Alice Wheeldon (nee Marshall) was born in Derby in 1867 and was an early socialist, feminist and suffragette and a member of the Socialist Labour Party (SLP).
Alice Wheeldon (nee Marshall) was born in Derby in 1867 and was an early socialist, feminist and suffragette and a member of the Socialist Labour Party (SLP). She was a pacifist and anti-war campaigner and at the outbreak of the First World War she joined the Women’s Peace Army that had been established by Sylvia Pankhurst and Charlotte Despard to demand a negotiated peace. Alice and two of her daughters, Hettie and Winnie, also joined the No-Conscription Fellowship (NCF).
Alice was sent to prison in 1917 with other family members accused of being involved in a conspiracy against Lloyd George.

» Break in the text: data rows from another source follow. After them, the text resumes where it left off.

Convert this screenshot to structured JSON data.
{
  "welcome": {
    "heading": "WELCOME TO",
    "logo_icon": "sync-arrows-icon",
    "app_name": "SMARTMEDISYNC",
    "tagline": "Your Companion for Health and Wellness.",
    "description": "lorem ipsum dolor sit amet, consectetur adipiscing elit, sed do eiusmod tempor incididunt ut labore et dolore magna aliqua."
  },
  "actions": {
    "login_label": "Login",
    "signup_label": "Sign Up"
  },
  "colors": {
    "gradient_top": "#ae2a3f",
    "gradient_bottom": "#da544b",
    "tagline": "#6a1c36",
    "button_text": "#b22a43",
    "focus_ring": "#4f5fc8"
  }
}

While in prison, she engaged in a campaign of non-cooperation and intermittent hunger strikes. Her daughter, Winnie and son-in-law Alf Mason had been imprisoned at the same time. Alice was released two years later. The experience in prison severely affected Alice’s health from which she never recovered and she died in 1919.
Alice came from a working class background and although without family money or connections to assist in her activities, she achieved great visibility. There is currently an on-going campaign involving two of Alice’s granddaughters to clear her name of all the charges brought at her trial in 1917.
Alice has inspired women in her own family to work and fight for justice as well as those beyond Derby and Derbyshire to strive for justice and equality. She also inspired the setting up of Women's Voices (activist organisation and platform) in 2009 and the founding of a project to examine women's social and political activism in Derbyshire.
Alice was awarded a blue plaque in 2013.